Bharti Airtel (Airtel) on Friday has again clarified that the partnership with Google will not lead to any handset manufacturing, and as said earlier, the company will focus on partnering with mobile manufacturers to bring the costs down.

Speaking at an analysts’ call, Gopal Vittal, Managing Director and Chief Executive Officer (India and South Asia), Airtel said that the company will also continue its investment of $2.5 billion every year for capex, apart from what Google has announced on Friday.

The software giant has announced that it will invest up to $1 billion in a partnership with Airtel as part of its ‘Google for India Digitisation Fund’ over the next five years. The deal includes an investment of $700 million to acquire 1.28 per cent ownership in Airtel at a price per share of ₹734 and up to $300 million toward potential multi-year commercial agreements.

The $300 million will go towards implementing commercial agreements, which will include investment in scaling Airtel’s offerings that covers a range of devices to consumers via innovative affordability programmes as well as other offerings aimed at accelerating access and digital inclusion across India’s digital ecosystem, Airtel said. This deal will be subject to necessary regulatory approvals.

“The most important thing is to actually drive faster smartphone adoption. I think that goal remains unchanged. We’ve done well over the last two years to actually drive almost 80 million users from feature phones on smartphones. And, we will continue to actually push for that because we also know that for every smartphone user that moves from each console, we get a significant punch/ jump in the average revenue per user (ARPU), which is part of our premiumisation agenda,” Vittal said at the call.

He said that Airtel’s core investment will remain on building ecosystem handsets, data centers, and 5G network. “Airtel is already putting $2.5 billion every year in terms of capex and will continue to actually allocate capital towards several areas whether its own broadband, data centres, our 5G networks...but, even more, what this will do is actually fire up our digital agenda dramatically,” Vittal added.

Strategic partnership

Meanwhile, as a part of its first commercial agreement, Airtel and Google will work together to build on Airtel’s extensive offerings that covers a range of Android-enabled devices to consumers via innovative affordability programmes.

Under the larger strategic goals of the partnership, both companies will also potentially co-create India-specific network domain use cases for 5G and other standards, with cutting-edge implementations. Airtel is already using Google’s 5G-ready Evolved Packet Core and Software Defined Network platforms and plans to explore scaling up the deployment of Google’s network virtualisation solutions to deliver a superior network experience to their customers.

“Airtel and Google share the vision to grow India’s digital dividend through innovative products. With our future-ready network, digital platforms, last-mile distribution, and payments ecosystem, we look forward to working closely with Google to increase the depth and breadth of India’s digital ecosystem,” Sunil Bharti Mittal, Chairman of Bharti Airtel said.
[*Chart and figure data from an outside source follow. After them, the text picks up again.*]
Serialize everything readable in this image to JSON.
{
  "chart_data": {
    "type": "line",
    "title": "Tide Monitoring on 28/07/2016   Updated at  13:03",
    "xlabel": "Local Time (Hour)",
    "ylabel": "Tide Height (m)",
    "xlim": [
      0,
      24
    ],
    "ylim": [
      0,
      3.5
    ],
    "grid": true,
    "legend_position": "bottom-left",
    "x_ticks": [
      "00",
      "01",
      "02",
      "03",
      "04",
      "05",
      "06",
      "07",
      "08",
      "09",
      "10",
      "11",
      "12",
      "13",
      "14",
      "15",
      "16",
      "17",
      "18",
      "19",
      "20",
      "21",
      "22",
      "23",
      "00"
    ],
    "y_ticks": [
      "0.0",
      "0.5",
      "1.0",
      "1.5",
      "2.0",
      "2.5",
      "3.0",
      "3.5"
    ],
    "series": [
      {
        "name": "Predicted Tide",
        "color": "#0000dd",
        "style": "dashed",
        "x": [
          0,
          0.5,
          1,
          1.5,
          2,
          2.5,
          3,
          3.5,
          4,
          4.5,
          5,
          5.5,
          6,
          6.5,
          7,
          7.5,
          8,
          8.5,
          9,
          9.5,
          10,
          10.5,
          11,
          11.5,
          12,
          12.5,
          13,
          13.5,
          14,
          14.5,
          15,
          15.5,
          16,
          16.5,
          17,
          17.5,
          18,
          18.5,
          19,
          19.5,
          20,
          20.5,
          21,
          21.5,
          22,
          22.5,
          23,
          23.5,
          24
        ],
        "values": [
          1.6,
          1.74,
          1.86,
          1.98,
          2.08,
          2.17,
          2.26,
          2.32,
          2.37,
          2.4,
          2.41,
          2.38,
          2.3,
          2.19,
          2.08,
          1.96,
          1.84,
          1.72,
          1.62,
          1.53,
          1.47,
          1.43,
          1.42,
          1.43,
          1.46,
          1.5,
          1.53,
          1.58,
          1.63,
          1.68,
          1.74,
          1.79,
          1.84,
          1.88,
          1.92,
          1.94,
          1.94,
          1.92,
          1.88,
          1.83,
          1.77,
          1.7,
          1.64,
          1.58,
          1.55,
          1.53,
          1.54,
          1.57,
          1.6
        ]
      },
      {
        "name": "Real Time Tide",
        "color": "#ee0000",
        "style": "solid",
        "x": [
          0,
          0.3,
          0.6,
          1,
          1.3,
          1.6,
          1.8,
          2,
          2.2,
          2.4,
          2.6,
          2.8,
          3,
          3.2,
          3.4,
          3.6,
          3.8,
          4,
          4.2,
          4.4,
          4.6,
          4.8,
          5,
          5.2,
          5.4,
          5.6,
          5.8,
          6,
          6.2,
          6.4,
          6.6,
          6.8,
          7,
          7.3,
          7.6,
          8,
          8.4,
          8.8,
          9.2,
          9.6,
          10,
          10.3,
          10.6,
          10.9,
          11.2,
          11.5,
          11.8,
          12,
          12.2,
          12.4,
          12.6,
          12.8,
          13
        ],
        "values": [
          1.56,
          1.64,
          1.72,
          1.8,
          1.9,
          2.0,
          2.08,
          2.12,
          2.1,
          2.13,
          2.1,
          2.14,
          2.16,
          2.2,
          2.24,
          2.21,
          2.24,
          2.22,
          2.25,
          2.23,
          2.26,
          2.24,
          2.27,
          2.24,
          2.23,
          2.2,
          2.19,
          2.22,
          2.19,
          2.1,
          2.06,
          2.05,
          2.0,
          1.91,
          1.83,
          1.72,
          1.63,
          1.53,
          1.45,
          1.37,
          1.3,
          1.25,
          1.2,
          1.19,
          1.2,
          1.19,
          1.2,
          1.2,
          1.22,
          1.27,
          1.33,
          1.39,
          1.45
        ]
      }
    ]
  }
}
In July 2020, Google had also invested ₹33,737 crore into Jio Platforms, translating into a 7.73 per cent equity stake in Jio Platforms on a fully diluted basis.

“Our commercial and equity investment in Airtel is a continuation of our Google for India Digitisation Fund’s efforts to increase access to smartphones, enhance connectivity to support new business models, and help companies on their digital transformation journey,” Sundar Pichai, CEO of Google and Alphabet, said.